Il racconto dell’ancella è un testo per molti versi straordinario. Apocalittico, claustrofobico, distopico, scritto da Margaret Atwood nel 1985 e diventato un caposaldo della letteratura femminista. La storia è molto articolata. D’altra parte l’autrice ha dovuto inventare l’impianto di un’intera società, che del mondo che conosciamo mantiene ed esaspera soprattutto i rapporti di potere - ma in fondo l’evocazione di un regime totalitario è bagaglio non difficile da reperire. Qui siamo in un futuro prossimo, il mondo è stato già devastato dagli abusi di una società liberista ormai corrotta, la terra è piagata dall’inquinamento radioattivo e chimico, l’umanità è per lo più sterile. Così nel Nord America si insedia un regime totalitario teocratico di ispirazione biblica vetero-testamentaria, la "Repubblica di Gilead", con a capo i “Comandanti”, che dispongono delle poche donne fertili rimaste a scopo riproduttivo, le Ancelle appunto, destinando le altra al confino o all’asservimento, oppure - come le Mogli - ad un ruolo di facciata.
Il racconto è narrato in prima persona da un’Ancella, che ci mostra la sua vita privata di ogni bene e di ogni libertà, e poi i ricordi della vita di prima, i tentativi di creare e rafforzare una posizione di dissidenza insieme alle poche che provano ad opporsi.
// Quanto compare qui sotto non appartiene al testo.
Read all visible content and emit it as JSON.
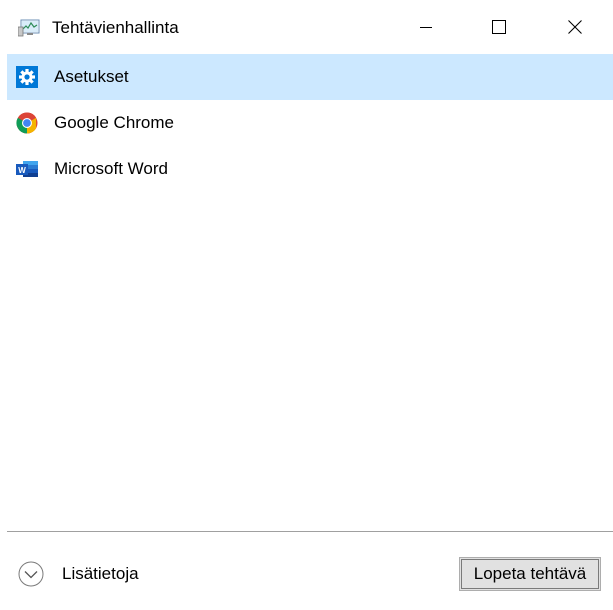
{
  "window": {
    "title": "Tehtävienhallinta",
    "icon": "task-manager-icon"
  },
  "window_controls": {
    "minimize": "minimize-icon",
    "maximize": "maximize-icon",
    "close": "close-icon"
  },
  "apps": [
    {
      "label": "Asetukset",
      "icon": "settings-gear-icon",
      "selected": true,
      "color": "#0078d7"
    },
    {
      "label": "Google Chrome",
      "icon": "chrome-icon",
      "selected": false
    },
    {
      "label": "Microsoft Word",
      "icon": "word-icon",
      "selected": false,
      "color": "#2b579a"
    }
  ],
  "footer": {
    "details_label": "Lisätietoja",
    "end_task_label": "Lopeta tehtävä"
  },
  "colors": {
    "selection": "#cce8ff",
    "divider": "#a0a0a0",
    "button_bg": "#e1e1e1"
  }
}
E’ quindi anche un testo politico, che impone la riflessione sull’oppressione del femminile e sulla necessità di essere coscienti dei propri diritti, ma è soprattutto un racconto, un racconto intimo e dolente sulla relazione tra le persone, sulla solidarietà, sul tradimento, sulla speranza, sulla delusione, sull’amore.
Quello che colpisce de Il racconto dell’ancella, sul piano psicologico, è la cura dell’autrice nel consegnarci una protagonista intera. Una donna che vuole sopravvivere, che ha provato e proverà ancora a scappare, ma che non assomiglia ad una amazzone guerriera: odia il Comandante a cui è affidata, ma accetta di giocare a scarabeo con lui; ama il suo perduto compagno Luke, ma è così forte il richiamo verso l’amore romantico che si espone a grandi pericoli per trascorrere del tempo nella stanza dell’autista della famiglia del Comandante. E’ una donna autenticamente generativa, affamata di vita, che durante tutta la narrazione ci accompagna più con le domande che con l’invettiva. Ci fa stare nello spazio claustrofobico creato dalle alette che le Ancelle portano intorno al viso per contenere gli sguardi, ma più ancora nel rosso delle vesti, che nelle intenzioni del libro è richiamo al sangue e alla fertilità, ma che alla fine sembra un appello trascendente al desiderio: essere libere di nominarsi.